The Association for Equal and Fair Trade Pangaea (Spanish: Asociación para el Comercio Justo y Solidario Pangea) was a Spanish secular human development non-governmental organization best known for its work on fair trade and food sovereignty. It operated from 1995 until it was closed in 2016.

It was governed in a participative and democratic way by its members who, organized in commissions, voted and discussed its decisions. Apart from the general annual assembly, it had open and public weekly meetings in the head office. Together with the activities of social education, social action and human development it also had a public open fair trade shop.

== History ==
It was founded in 1995 by a group of former volunteers looking for a new way to spread their views on fair trade, responsible consumption and social action in Santiago de Compostela and Galicia.

Pangaea was an important member of: Galician Net of Conscious and Responsible Consumption (Spanish: Red de Consumo Consciente y Responsable), Initiative for Food Sovereignty (Spanish: Iniciativa por la Soberanía Alimentaria) and Space for a Fair Trade (Spanish: Espacio por un Comercio Justo).

Pangaea won the 2006 Vagalume Prize in social work awarded by the municipality of Santiago de Compostela besides other minor awards and prizes.

In 2010, Pangaea established itself as Consumer's Cooperative for Fair Trade and organic products, under the name of Panxea S.C.G.
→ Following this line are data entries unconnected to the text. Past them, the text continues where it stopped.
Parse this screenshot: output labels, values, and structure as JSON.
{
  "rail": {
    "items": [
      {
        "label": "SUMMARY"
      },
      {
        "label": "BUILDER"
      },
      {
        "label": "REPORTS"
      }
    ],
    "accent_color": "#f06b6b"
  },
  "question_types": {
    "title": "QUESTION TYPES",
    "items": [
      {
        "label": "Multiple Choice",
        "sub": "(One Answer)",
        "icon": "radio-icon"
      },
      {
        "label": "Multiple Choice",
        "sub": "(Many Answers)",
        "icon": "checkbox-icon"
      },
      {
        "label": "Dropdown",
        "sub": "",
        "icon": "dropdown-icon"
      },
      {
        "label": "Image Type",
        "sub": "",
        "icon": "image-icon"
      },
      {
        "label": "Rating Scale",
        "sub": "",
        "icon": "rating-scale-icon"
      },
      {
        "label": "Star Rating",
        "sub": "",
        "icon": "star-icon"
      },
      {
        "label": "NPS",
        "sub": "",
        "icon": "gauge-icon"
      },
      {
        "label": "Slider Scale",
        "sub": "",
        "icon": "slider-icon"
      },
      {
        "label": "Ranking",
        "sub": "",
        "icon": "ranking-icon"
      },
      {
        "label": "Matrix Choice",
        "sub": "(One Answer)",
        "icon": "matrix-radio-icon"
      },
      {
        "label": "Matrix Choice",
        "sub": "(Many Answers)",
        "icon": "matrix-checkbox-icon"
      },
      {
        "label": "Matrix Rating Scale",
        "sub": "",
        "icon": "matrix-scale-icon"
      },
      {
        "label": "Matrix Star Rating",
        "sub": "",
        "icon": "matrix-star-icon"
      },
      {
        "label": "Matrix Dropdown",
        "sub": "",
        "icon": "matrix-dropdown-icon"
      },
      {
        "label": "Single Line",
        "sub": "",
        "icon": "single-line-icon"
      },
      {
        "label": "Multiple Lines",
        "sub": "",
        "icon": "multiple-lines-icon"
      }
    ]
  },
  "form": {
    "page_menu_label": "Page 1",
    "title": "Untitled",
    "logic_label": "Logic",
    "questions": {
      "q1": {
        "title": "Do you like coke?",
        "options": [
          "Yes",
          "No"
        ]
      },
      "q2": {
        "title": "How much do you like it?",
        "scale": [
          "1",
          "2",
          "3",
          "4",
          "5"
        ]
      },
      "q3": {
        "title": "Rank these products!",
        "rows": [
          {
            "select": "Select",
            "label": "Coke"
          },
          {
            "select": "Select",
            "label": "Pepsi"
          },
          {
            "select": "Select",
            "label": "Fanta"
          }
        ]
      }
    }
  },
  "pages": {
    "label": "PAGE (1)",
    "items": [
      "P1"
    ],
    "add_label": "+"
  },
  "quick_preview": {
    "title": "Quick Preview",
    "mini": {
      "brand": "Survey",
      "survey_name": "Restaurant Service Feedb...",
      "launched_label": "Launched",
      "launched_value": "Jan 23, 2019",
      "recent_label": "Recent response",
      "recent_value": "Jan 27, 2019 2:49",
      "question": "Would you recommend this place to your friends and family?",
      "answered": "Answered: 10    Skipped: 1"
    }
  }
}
It ceased operating in 2016 when it website was closed down.

== Operations ==
The most important work of the association was in Fair Trade and organic products. It achieved this is through its public open fair trade shop. Goods were obtained through Fair Trade importers, which guaranteed the source and Fair Trade credentials of the products.

Organic products were directly purchased from local farmers and producers, trying to fulfill local sourcing criteria with full respect of environmental standards. The rest of the social education, works and lectures were given through the participation in forums, social acts and congresses.